Rabu, 02 November 2016

Aktivis dikebiri akademis

Selamat pagi..... Menjelang siang...
Tiga tahun lebih aku berada di kampus, di Universitas Lampung Fakultas Ilmu Sosial dan Ilmu Politik, jurusan Ilmu Administrasi Negara. Pertengahan 2013 aku resmi menjadi mahasiswa, yang awalnya aku pahami, kuliah itu ya kuliah, di kelas dan di meja. Itu saja. Tapi semua persepsiku hangus ketika aku menjadi mahasiswa baru dan masuk dalam zona pengkaderan.
Ya. Bagi aktifis kampus, atau yang sering dieluhkan sebagai organisatoris, mahasiswa baru adalah aset berharga yang harus diolah secara hati - hati dan teliti. Ibarat kertas putih kosong tanpa tulisan, yang harus diisi dengan tulisan-tulisan bermakna dan berguna tentunya untuk kelanjutan organisasi kemahasiswaan.
Pada masa itu, tiga tahun yang lalu pengkaderan begitu kuat, saling sikut, terutama organisasi eksternal yang mencoba menyusup ke internal kampus dengan berbagai kepentingan yang tidak seharusnya dibawa ke dalam internal kampus. Ya. Lebih tepatnya politik praktis. Mahasiswa pada masa itu begitu kritis dan idealis, berani menentang pihak kampus, demi idealisme yang ideal, demi kehidupan kampus yang bersih dari kepentingan eksternal. Begitu kritis dan idealis tak terkikis oleh kerasnya tekanan akademis.

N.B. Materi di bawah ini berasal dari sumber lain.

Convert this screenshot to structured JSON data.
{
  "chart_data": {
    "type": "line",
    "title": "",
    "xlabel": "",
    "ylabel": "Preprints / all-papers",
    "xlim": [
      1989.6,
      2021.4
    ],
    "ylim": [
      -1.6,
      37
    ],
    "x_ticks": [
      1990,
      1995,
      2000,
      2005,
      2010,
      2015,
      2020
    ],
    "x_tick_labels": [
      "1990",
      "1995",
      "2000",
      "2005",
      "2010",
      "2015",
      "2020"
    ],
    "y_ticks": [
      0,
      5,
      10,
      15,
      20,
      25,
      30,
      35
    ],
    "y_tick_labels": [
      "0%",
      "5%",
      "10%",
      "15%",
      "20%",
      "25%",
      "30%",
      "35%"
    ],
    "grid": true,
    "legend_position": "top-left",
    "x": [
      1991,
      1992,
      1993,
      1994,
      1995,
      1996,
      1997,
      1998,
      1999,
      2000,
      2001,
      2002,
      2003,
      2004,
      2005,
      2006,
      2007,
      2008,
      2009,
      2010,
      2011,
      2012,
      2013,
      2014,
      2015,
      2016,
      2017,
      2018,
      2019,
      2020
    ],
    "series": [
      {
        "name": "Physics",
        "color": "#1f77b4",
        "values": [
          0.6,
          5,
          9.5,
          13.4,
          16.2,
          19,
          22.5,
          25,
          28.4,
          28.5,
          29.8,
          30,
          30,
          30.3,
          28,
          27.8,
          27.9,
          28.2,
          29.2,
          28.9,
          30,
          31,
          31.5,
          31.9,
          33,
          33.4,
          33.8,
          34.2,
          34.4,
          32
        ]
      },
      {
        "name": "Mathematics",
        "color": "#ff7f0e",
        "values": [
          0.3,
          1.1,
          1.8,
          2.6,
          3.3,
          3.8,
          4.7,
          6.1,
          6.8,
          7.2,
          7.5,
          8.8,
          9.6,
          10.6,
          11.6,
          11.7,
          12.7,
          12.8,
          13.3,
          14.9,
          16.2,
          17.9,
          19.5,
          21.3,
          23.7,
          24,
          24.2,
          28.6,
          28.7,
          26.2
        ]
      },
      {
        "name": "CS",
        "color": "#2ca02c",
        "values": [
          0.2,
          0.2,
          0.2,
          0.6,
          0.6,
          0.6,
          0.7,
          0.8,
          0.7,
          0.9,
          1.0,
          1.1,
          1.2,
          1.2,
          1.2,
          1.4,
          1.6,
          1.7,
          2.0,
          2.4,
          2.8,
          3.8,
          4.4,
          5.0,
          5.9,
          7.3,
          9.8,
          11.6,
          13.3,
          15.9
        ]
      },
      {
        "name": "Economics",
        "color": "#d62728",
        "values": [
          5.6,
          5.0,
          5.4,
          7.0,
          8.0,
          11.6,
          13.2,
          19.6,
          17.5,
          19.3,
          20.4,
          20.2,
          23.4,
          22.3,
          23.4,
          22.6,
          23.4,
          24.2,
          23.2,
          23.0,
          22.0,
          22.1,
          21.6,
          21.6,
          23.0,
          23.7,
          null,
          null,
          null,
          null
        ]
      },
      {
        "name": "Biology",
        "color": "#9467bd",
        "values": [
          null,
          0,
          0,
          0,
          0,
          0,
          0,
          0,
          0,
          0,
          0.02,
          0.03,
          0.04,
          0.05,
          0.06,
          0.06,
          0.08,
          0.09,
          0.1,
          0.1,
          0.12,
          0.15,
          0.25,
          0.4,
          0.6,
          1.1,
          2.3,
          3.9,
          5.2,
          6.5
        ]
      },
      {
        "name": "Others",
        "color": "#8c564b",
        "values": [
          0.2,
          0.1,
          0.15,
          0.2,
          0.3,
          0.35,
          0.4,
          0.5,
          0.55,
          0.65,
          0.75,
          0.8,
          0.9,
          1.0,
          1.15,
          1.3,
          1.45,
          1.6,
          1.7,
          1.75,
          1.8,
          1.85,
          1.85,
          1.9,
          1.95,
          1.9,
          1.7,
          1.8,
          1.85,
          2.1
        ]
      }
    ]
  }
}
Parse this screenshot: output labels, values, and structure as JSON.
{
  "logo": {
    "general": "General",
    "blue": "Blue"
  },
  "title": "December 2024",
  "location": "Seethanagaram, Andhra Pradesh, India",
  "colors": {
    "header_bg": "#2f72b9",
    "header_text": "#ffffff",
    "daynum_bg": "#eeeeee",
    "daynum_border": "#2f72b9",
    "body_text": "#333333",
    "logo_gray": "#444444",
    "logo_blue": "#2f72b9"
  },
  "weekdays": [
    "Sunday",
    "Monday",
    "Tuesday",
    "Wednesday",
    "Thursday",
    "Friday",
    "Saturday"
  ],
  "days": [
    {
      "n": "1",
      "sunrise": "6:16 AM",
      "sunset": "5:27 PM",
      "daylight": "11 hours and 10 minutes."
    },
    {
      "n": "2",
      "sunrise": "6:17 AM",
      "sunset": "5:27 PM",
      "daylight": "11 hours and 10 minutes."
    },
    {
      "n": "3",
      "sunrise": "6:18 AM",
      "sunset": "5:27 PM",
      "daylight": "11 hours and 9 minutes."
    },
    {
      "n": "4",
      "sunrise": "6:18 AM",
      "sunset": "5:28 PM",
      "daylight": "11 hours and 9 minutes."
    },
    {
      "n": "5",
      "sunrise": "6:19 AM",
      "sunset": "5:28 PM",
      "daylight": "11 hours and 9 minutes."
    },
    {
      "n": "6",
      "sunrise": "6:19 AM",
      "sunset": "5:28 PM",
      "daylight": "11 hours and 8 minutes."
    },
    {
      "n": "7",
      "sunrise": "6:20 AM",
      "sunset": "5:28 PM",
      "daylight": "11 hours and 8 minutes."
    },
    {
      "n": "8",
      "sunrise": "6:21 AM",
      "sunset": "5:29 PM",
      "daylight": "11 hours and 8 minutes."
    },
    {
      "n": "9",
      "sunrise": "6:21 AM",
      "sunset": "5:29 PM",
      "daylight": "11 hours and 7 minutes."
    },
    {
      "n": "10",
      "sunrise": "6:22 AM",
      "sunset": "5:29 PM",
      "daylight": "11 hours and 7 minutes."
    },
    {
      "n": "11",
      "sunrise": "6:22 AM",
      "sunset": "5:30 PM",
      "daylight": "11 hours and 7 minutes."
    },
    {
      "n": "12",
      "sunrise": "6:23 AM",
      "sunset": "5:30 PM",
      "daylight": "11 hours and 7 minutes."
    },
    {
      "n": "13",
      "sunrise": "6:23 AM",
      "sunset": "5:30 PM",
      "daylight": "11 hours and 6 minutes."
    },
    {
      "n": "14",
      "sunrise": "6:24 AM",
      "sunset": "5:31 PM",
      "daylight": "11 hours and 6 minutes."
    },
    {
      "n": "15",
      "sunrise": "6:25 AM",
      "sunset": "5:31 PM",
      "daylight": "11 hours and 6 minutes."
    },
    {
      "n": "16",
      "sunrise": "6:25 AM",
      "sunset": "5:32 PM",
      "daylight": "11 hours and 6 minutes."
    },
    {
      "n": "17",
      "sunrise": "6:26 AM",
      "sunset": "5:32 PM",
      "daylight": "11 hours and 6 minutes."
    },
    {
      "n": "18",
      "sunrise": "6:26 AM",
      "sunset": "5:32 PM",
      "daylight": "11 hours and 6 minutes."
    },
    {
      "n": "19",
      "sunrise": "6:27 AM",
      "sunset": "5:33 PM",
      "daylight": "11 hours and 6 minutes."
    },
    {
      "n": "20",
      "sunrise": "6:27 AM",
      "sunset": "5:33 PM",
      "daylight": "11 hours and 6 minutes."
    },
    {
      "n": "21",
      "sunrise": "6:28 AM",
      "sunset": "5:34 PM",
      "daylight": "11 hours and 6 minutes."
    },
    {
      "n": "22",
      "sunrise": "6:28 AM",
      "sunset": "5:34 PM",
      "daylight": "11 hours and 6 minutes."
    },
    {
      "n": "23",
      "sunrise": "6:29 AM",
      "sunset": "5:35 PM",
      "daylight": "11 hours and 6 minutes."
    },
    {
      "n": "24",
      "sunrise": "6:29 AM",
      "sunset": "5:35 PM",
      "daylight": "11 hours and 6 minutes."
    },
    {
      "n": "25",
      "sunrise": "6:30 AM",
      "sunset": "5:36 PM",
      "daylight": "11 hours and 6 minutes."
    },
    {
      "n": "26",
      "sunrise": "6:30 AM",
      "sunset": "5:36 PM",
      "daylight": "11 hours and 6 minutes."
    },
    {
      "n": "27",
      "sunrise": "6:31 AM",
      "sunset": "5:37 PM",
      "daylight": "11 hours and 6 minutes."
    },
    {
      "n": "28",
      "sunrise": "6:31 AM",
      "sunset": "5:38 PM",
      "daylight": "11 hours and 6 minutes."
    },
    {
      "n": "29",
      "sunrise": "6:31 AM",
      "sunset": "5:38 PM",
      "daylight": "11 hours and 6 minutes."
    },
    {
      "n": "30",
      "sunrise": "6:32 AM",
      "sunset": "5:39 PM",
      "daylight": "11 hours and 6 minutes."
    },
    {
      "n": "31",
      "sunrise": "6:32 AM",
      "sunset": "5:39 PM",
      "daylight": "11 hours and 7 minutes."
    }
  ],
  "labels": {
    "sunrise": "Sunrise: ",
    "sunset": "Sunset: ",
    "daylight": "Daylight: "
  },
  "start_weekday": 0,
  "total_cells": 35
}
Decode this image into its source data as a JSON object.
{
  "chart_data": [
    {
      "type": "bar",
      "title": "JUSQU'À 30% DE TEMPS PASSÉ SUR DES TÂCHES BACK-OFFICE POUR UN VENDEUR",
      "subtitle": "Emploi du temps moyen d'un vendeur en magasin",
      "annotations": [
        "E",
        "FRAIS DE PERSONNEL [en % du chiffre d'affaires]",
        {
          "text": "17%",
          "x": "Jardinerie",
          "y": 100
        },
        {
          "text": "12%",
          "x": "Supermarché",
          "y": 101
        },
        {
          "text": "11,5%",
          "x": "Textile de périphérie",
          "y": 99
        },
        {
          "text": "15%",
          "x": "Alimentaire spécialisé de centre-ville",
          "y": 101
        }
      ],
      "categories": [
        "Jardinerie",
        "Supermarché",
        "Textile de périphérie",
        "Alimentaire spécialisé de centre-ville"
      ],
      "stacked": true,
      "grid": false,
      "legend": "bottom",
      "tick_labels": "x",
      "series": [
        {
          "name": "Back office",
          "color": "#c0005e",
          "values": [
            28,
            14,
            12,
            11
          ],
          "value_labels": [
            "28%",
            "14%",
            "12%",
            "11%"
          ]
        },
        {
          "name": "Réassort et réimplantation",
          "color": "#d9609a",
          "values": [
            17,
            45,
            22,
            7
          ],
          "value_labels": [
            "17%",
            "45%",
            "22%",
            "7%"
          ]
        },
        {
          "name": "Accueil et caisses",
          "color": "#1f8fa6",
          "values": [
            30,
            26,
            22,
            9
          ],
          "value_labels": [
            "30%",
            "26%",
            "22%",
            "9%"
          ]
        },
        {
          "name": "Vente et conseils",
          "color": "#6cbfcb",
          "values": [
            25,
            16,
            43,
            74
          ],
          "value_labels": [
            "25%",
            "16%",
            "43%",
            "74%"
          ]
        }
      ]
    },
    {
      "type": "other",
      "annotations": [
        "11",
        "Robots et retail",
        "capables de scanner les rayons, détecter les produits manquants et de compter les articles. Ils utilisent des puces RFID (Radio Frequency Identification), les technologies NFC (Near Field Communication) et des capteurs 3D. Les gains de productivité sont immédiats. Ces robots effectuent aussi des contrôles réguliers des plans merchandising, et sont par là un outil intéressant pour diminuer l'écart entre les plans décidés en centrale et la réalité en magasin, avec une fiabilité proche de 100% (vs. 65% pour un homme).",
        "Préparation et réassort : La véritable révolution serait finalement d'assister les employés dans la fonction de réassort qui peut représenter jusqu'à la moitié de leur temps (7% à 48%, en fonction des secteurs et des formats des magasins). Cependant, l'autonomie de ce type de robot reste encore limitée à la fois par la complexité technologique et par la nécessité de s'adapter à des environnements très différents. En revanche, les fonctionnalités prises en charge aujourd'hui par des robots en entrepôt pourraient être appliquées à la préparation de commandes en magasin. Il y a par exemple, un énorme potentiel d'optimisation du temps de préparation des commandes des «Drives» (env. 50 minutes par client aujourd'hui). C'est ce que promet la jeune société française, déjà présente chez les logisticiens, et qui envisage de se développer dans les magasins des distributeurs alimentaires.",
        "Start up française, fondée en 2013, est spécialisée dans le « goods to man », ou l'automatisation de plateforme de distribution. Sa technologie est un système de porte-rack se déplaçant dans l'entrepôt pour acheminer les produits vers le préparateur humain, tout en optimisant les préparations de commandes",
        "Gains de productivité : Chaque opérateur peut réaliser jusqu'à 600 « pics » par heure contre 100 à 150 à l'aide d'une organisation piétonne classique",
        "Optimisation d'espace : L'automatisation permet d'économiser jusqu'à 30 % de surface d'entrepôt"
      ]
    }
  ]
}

Masa pengkaderanku dulu begitu keras, hampir semi militer. Setiap hari senior ku masuk ke kelas, bagiku itu bentuk perhatian mereka, meskipun perhatian itu bukan dengan cara yang lemah lembut dan memanjakan, tetapi lebih kepada doktrin - doktrin kekeluargaan, kekompakan yang disampaikan dengan intonasi serta ritme yang beraturan. Terkadang tensi tinggi dan ada kalanya tensi rendah serta adakalanya hukuman seperti push up berantai pun menjadi makanan sehari - hari kami dalam masa pengkaderan.
Lain dulu lain sekarang. Koordinat seiring berjalanya waktu semakin berbalik menjauhi dunia aktifis. Mahasiswa yang katanya aktifis dan organisatoris itu kini dikekang dengan peraturan akademis. Tugas kuliah yang dibebankan membungkam mulut - mulut kritis dengan teoritis. Peraturan dekanat dengan larangan ini itu membatasi aktivitas organisasi kemahasiswaan . Sedikit membelot diancam administratif dan akademis, semua muanya harus ikut dan patuh dengan aturan dekanat, jika tidak, akan dianggap pembelot karena tidak mengikuti aturan kampus. Nyaris tidak ada toleransi, begitu saklek dan kaku. Apalagi dengan adanya pergantian dekan di FISIP, semuanya harus riil akademis, tanpa ada ruang untuk aktifis bersuara dan dan berkreasi. Aturanya ikut patuh atau membelot dan tak dianggap. Sayangnya aturan baru ini begitu menusuk hidung, layaknya kerbau. Aktifis dikebiri karakternya, pengkaderan hanya sebuah wacana. Mahasiswa kupu - kupu semakin lestari, mahasiswa akademis begitu alergi terhadap organisasi karena disibukkan dengan tugas kuliah.
Pengkaderan perlahan mati, mahasiswa baru sebagai aset seakan hilang arah. Tak tahu hakikat mahasiswa sebagai agen perubahan dan agen of control. Seperti SMA kelas 4, tak ubahnya seperti itu, hanya sekarang tanpa seragam putih abu - abu.
Pilihanya sekarang adalah berani mati merdeka atau hidup terjajah. Think - think again, jadi mahasiswa biasa atau mahasiswa ++. Itu pilihan dan selalu ada konsekuensinya. Hidup Mahasiswa!!!